Department of Developmental Biology

Washington University School of Medicine

Dr. Andrew Yoo has a long-standing interest in understanding genetic networks that govern cell fate choices during development. He obtained his PhD degree at Columbia University, where he studied Notch signaling target genes that regulate progenitor differentiation. As a postdoctoral fellow at Stanford University, Dr. Yoo made seminal discoveries of microRNAs as a molecular switch of chromatin remodeling complexes during neural development. He then leveraged these findings to pioneer the utility of microRNAs as cell reprogramming agents to turn human skin cells directly into neurons.

Since then, the Yoo lab has been developing microRNA-mediated neuronal conversion methods to generate disease-relevant neuronal subtypes from patients to model and study adult-onset neurodegenerative disorders, including Huntington’s disease, primary tauopathy, and Alzheimer’s disease. Dr. Yoo has received numerous awards and honors for his work, including the NIH Director’s New Innovator Award and the Presidential Early Career Award for Scientists and Engineers from the White House.

SCoTT zEITLIn, PHD

Associate Professor of Neuroscience

University of Virginia School of Medicine

Dr. Scott Zeitlin is using mouse models to understand the structure and function of the Huntington’s disease protein and to help develop new therapeutic strategies for HD. Using knock-out, conditional knock-out, and protein domain deletion mutations within the normal and mutant Huntingtin proteins, he and his collaborators are studying how parts of the normal Huntingtin protein contribute to its function and modulate HD pathogenesis.

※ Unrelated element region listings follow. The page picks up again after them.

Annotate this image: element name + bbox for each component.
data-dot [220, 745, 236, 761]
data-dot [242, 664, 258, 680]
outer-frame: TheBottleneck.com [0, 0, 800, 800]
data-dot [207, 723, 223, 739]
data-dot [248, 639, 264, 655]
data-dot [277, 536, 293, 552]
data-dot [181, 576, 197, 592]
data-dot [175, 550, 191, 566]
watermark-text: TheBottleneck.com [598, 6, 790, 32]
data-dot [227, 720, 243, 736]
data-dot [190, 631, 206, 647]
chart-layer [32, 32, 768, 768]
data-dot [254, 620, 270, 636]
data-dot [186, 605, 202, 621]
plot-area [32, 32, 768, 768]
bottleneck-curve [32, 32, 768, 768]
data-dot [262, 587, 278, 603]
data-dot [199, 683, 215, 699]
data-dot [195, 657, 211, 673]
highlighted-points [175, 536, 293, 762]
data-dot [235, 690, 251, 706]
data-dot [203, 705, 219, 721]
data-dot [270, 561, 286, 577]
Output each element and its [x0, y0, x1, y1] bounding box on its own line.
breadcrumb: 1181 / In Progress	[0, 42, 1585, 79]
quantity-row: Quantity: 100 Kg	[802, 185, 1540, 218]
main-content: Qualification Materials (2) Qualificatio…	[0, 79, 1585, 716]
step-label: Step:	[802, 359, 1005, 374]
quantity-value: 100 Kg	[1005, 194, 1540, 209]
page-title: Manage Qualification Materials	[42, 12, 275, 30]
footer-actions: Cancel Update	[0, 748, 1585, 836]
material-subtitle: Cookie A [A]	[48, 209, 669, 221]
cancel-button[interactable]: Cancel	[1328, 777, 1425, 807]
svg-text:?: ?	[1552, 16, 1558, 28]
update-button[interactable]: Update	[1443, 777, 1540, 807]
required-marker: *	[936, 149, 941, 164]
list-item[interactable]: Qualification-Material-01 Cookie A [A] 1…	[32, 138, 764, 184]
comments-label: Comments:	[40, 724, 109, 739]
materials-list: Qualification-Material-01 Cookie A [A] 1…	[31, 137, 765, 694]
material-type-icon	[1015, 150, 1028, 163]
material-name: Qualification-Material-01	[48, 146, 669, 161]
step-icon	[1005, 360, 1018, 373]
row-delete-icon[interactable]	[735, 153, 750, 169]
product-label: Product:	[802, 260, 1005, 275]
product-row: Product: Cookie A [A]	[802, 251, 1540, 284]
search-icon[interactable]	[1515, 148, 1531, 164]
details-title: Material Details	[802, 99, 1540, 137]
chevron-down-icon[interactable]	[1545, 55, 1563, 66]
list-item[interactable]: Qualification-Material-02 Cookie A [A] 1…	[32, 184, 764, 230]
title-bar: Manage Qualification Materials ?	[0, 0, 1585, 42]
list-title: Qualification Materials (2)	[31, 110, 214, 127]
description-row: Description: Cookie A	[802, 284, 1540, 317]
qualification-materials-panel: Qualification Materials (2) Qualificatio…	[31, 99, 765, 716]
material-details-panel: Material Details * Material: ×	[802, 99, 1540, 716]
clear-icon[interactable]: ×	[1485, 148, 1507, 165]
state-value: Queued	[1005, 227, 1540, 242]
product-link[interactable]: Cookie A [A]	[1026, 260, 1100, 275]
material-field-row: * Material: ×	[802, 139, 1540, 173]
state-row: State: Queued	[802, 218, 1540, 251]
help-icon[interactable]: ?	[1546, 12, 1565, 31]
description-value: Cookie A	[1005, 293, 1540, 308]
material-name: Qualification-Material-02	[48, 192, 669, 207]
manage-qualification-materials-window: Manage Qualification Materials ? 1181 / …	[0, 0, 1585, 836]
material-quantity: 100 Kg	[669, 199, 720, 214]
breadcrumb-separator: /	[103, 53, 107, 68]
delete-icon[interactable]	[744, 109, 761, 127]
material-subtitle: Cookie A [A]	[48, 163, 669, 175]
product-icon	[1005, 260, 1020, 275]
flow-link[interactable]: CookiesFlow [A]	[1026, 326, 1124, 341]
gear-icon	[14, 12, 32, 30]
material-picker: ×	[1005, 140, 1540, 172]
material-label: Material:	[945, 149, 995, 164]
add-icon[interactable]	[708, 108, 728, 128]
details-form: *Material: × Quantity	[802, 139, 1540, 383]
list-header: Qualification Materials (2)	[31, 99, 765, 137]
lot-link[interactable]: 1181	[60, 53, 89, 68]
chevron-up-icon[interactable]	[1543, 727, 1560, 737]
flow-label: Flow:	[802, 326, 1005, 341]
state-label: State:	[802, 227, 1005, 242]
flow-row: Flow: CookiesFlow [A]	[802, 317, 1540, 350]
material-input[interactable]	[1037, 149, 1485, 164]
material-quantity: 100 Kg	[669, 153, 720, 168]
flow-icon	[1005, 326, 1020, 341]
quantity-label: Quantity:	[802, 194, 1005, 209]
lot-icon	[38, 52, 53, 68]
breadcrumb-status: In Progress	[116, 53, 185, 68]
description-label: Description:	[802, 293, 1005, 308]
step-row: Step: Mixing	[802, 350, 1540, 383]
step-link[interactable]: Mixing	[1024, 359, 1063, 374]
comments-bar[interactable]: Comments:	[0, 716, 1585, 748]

Dr. Zeitlin’s laboratory has also developed mouse models with regulatable normal and abnormal HD genes that are being used to understand the mechanism of HD pathogenesis. His mice are now the model most widely used by scientists worldwide to discover drugs that could be used to treat Huntington’s disease. Dr. Zeitlin was the 2019 recipient of the HDF’s Leslie Gehry Brenner Prize for Innovation in Science.